Courtyard gardens filled with bright blooms and vibrant foliage create a striking display. Often, courtyard gardens are exposed to the elements, like full sun, so having plants that are drought- and heat-tolerant help to create a hardy garden. Mixing in plants of varying colors, textures and heights creates a harmonious balance to the garden. Adding a specimen plant like a flowering tree or shrub creates a focal point to the garden courtyard.
Japanese maple (Acer palmatum) is a deciduous tree with bright dissected foliage, creating an showy courtyard garden plant. They have a slow to moderate growth rate and dense form with spreading branches that creates a layered display. Japanese maple trees grow 15 to 25 feet in height and 10 to 25 feet wide. The green leaves grow up to 5 inches long and turn fiery colors of purple, red and yellow in fall followed by small purple to red flowers. Japanese maple trees grow best in light shade and evenly moist soil that is well-drained. Protect the Japanese maple from drying winds to prevent damage. Japanese maple trees are suitable in USDA zones 5 to 8.
Blue fescue (Festuca glauca (Festuca ovina var. glauca)) is a variety of ornamental grass that withstands both and heat and drought, making it a hardy choice for a courtyard. It has a dense, tufted mound that is finely textured and a moderate growth rate. The attractive blue to green foliage grows in an upright, dome shape. The needle-like, blue to green blades on blue fescue are erect to arching in form. Blue fescue makes a brilliant accent plant around the courtyard or when planted in masses, a hardy ground cover. They grow 6 to 10 inches tall and have light green to pale purple summer-blooming flowers that grow on upright panicles. Blue fescue grows best in full sun, but tolerates light shade. It requires well-drained soil to thrive. Plant in USDA zones 4 to 9.

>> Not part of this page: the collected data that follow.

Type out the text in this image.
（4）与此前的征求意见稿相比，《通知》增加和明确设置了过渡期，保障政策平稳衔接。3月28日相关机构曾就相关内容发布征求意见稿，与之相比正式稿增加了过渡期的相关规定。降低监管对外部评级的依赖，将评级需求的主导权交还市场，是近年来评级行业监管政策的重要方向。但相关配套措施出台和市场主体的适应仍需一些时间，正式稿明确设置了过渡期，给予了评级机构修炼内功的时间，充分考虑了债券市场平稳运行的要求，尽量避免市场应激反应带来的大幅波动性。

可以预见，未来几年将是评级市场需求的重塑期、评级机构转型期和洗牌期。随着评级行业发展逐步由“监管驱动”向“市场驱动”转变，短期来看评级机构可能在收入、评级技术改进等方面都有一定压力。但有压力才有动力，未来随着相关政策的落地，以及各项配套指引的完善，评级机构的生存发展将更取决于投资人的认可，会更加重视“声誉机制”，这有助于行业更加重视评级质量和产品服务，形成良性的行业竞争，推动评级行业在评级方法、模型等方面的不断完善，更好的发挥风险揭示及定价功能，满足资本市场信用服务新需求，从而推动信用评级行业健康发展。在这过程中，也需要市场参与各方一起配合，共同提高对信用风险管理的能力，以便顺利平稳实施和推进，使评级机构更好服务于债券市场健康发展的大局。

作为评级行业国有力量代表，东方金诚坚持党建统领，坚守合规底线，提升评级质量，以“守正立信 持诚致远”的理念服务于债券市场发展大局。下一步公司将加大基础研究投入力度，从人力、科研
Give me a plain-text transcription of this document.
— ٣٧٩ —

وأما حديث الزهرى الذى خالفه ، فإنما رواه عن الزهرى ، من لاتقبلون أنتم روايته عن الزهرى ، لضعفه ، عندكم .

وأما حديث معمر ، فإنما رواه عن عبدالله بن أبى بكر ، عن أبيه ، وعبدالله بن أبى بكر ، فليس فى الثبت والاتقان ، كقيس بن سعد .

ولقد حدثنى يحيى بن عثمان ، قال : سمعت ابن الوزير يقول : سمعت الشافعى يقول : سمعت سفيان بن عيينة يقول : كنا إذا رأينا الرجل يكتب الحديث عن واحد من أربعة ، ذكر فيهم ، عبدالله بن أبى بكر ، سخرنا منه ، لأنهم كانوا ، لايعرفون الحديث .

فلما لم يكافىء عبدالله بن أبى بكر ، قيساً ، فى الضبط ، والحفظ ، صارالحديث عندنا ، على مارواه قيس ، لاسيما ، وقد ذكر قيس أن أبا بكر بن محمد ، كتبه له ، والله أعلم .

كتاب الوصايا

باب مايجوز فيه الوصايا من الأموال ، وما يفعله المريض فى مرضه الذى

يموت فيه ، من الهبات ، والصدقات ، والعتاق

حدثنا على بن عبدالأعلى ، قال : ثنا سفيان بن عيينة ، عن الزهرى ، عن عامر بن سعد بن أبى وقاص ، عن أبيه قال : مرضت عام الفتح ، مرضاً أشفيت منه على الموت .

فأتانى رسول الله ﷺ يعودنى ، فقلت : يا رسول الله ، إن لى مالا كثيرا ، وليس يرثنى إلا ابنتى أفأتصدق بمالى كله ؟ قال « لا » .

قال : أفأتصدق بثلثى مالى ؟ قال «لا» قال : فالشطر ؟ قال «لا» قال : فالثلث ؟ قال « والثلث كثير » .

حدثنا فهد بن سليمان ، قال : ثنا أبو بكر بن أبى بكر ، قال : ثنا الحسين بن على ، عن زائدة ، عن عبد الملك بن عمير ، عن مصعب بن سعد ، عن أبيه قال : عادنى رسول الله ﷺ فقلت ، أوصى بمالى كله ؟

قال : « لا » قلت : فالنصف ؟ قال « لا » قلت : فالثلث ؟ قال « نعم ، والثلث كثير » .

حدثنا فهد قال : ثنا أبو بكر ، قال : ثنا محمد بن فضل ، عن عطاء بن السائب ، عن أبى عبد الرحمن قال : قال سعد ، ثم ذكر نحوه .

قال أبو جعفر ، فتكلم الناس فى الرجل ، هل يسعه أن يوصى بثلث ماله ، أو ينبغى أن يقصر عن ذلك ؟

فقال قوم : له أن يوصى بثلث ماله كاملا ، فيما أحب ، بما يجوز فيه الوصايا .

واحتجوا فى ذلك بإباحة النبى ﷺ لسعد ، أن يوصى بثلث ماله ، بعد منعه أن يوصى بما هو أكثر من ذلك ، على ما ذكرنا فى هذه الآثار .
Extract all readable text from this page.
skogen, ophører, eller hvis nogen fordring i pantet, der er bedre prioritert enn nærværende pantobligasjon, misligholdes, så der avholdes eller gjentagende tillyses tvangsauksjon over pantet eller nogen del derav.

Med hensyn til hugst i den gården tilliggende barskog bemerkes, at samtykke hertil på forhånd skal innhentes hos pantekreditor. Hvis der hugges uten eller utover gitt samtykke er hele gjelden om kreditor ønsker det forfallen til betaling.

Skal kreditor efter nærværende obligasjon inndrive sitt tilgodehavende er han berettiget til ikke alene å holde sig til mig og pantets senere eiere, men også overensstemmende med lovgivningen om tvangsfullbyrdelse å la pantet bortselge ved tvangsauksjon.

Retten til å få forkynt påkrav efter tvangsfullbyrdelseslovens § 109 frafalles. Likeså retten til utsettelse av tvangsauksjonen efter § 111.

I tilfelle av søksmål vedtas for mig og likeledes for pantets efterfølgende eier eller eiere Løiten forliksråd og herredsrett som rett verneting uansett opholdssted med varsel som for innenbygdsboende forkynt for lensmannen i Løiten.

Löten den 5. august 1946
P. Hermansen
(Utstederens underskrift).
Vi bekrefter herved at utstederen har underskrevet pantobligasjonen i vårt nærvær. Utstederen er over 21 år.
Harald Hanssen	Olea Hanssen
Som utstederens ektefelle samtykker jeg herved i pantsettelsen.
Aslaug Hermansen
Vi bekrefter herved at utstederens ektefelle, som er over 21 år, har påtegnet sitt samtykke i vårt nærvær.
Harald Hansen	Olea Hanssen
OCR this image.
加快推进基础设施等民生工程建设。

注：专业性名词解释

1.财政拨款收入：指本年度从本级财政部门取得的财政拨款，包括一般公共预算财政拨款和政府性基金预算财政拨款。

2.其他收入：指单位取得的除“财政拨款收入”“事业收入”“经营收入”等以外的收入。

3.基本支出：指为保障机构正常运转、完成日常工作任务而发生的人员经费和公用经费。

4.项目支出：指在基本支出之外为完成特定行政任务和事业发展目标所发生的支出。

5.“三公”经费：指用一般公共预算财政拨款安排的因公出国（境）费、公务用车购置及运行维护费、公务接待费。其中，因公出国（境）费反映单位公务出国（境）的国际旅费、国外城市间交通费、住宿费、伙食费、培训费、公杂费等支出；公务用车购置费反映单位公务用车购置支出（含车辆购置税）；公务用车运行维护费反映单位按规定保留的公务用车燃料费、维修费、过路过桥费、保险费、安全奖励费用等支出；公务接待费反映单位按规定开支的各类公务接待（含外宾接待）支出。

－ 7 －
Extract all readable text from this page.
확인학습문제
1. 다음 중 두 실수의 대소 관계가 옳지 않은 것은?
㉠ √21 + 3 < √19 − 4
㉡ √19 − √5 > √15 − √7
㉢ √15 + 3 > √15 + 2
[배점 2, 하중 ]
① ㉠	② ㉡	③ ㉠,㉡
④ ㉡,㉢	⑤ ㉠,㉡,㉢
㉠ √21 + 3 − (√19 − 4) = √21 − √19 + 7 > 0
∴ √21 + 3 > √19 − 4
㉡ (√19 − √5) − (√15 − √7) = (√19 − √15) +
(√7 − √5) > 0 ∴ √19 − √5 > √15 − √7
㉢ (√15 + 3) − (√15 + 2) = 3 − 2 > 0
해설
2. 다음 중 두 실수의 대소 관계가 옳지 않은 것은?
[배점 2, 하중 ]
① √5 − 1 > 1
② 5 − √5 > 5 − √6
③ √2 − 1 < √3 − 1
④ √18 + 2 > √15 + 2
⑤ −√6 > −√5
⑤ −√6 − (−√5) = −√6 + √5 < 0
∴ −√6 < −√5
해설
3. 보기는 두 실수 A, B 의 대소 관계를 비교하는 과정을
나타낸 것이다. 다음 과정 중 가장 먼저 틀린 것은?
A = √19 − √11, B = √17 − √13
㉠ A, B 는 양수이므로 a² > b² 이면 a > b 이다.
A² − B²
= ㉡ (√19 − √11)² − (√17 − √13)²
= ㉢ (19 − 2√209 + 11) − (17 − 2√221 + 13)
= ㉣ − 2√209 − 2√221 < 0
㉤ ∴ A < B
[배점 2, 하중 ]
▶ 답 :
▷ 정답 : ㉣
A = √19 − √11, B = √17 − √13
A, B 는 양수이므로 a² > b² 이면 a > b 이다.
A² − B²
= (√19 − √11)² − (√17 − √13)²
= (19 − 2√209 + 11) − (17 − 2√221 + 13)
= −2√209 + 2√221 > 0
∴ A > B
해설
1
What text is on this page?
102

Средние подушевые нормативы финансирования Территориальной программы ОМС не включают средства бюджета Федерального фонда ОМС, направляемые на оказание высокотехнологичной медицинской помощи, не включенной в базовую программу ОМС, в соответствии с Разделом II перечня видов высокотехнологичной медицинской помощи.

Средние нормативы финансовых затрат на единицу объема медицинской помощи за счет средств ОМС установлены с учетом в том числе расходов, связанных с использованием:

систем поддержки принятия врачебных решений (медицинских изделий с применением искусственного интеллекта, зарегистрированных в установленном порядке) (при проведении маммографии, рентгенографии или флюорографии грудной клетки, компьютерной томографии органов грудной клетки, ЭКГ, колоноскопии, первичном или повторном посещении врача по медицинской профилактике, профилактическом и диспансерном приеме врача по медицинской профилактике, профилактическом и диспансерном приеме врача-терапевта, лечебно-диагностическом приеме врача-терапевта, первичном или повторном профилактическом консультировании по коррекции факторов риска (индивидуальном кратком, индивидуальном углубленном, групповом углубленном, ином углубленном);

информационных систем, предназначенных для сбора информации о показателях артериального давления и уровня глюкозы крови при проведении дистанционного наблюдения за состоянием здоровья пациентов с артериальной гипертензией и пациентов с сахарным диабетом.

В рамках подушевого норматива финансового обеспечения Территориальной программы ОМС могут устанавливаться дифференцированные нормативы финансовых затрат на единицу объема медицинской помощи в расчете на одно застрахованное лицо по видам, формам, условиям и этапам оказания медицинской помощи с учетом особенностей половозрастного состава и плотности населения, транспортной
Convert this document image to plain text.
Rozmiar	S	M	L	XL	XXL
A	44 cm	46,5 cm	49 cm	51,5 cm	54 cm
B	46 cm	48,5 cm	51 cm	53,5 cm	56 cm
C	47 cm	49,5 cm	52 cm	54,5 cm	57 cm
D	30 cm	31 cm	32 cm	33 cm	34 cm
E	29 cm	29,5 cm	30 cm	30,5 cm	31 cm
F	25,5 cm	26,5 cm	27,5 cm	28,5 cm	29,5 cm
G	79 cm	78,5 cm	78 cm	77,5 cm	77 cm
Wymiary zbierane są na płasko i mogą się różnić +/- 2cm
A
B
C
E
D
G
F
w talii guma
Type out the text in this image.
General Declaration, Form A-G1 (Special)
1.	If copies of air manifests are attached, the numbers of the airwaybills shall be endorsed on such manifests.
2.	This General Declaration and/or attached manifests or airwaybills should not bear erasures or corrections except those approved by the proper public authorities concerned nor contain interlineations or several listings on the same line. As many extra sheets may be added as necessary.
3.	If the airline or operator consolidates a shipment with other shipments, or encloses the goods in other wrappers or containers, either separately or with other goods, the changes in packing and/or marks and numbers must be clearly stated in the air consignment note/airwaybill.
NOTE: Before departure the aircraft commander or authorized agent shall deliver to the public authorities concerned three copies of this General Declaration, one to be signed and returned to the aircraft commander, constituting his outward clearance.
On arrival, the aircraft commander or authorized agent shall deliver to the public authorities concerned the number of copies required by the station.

Lance-leaved coreopsis is a perennial flower with bright yellow blooms. Each solitary bloom has a toothed edging and dark brown center that makes for an attractive courtyard garden flower. Lance-leaved coreopsis is drought-tolerant and has an aggressive growth rate to fill the courtyard garden in a short period. It reaches a maximum height of 3 feet and has a spread of 1 to 3 feet. Growing in upright clumps, coreopsis emerges in early summer to last through the season. They attract both bees and butterflies to the courtyard. Coreopsis grows best in full sun to part shade and well-drained soil. They are suitable in USDA zones 4 to 9.